Le voilà parti. C'est à nous. On se met nue sous nos serviettes. Un, deux, trois, les serviettes tombent, et nous voilà courant vers l'eau calme de la mer. A ma grande surprise elle n'est pas froide du tout. Je continue de courir, bras écartés, en criant. Je cours longtemps, car c'est marée basse et la plage n'est que très peu en pente. A bout de souffle, je finit par m'arrêter et je m'assois dans l'eau qui m'arrive à peine au genou. J. n'est pas très loin de moi on discute un peu, puis je m'allonge sur le dos. Bercée par le rythme calme et paisible de l'eau, je peux observer les milliards d'étoiles qui composent notre ciel. Je repère très vite la grande ours, puis la petite et enfin cassiopée. Nous sommes au mois d'août et ma rapide observation du ciel me permit d'observer six étoiles filantes, très vite accompagnées d'un voeu. Toujours le même, afin d'augmenter ses chances de réussite. Je me relève alors et me remet à courir, longtemps, mais finalement il faut se rendre à l'évidence, on n'arrivera pas à avoir d'eau plus haut que les genoux!
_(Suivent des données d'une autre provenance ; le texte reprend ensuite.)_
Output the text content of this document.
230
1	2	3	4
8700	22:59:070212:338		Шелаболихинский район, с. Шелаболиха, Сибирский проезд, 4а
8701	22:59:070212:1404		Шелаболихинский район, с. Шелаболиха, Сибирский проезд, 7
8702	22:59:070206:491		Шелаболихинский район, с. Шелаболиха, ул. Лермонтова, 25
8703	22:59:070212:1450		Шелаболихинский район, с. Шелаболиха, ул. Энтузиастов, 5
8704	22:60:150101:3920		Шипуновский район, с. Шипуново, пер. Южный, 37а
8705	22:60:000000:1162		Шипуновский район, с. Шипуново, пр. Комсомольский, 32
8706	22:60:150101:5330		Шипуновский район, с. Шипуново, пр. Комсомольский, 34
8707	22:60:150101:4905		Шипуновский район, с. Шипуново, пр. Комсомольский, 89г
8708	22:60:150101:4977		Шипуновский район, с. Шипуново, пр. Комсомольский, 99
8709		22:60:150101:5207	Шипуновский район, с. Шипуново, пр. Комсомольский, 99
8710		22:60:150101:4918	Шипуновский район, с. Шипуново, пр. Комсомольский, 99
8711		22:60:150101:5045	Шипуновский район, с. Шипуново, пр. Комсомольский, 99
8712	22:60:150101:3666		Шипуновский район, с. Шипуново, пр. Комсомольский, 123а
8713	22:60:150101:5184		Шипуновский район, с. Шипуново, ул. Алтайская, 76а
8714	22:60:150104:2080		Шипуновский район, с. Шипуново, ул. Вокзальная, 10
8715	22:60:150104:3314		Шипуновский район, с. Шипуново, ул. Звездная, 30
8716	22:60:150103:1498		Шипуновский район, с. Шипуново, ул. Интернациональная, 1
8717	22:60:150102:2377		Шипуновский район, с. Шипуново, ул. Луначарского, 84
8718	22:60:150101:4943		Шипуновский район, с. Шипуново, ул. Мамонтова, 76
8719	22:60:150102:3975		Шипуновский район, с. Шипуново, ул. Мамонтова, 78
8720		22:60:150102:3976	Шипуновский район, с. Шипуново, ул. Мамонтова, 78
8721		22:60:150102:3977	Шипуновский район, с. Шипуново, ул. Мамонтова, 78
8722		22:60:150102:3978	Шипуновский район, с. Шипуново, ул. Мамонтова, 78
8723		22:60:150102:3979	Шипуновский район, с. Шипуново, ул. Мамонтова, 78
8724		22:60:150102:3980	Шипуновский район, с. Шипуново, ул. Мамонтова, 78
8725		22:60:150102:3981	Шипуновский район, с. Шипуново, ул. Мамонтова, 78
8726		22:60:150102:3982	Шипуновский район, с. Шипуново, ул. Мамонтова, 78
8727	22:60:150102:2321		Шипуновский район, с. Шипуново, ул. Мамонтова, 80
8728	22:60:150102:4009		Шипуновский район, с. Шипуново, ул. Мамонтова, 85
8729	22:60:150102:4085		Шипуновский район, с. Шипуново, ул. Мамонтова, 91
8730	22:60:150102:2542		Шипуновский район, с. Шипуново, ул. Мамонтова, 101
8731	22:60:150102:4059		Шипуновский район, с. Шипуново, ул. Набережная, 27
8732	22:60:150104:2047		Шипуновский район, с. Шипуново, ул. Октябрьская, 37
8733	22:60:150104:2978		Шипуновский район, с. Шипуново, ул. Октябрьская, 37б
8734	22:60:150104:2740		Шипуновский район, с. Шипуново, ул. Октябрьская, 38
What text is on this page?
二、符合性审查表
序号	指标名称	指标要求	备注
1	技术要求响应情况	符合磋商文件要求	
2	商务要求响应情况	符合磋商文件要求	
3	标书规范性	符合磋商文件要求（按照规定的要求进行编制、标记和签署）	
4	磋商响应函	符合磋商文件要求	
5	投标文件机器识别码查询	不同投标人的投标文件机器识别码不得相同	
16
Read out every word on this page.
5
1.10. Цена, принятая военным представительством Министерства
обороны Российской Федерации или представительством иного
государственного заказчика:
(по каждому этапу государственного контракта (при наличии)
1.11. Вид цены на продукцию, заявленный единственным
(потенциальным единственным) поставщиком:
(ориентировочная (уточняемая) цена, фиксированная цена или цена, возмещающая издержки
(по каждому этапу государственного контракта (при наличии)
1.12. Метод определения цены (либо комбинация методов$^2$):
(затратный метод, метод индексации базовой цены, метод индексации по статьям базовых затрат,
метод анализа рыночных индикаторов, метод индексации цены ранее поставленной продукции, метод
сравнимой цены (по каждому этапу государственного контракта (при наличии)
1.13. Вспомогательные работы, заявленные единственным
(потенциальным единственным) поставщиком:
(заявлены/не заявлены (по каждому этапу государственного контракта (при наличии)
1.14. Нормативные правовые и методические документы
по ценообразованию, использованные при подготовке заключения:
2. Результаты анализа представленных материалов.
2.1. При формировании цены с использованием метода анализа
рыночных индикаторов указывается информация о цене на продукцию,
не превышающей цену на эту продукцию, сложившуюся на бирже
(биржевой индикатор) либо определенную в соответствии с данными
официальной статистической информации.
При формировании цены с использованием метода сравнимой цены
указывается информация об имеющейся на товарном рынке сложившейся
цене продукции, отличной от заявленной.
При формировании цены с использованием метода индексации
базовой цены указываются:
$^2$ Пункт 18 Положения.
Tant pis, pour mon premier bain de minuit, ça ne sera qu'une demi réussite, mais je suis heureuse. C'est assez agréable comme sensation. Les barrières tombent, plus de pudeur, plus de malaise, plus d'image de son corps (bon ou mauvais). C'est la liberté, un sentiment fort. J'avais l'impression que plus rien d'autre que ce moment n'existait, je vivais chaque secondes qui passaient, j'étais seule au monde. A peine ma serviette tombée, je n'avais plus peur de rien, mes hésitations s'étaient envolées. C'est vraiment très différent d'un bain en journée, la sensation de l'eau sur son corps nue, c'est vraiment agréable. Plus de maillot, on ne forme plus qu'un avec la mer. On ne distingue pas très bien ce qui nous entoure, seul le ciel semble nous accompagner.
Au final, je ne regrette absolument pas cette expérience, et je la conseille à tous. C'est un moment magique, qu'il faut vivre au moins une fois dans sa vie, sinon plus.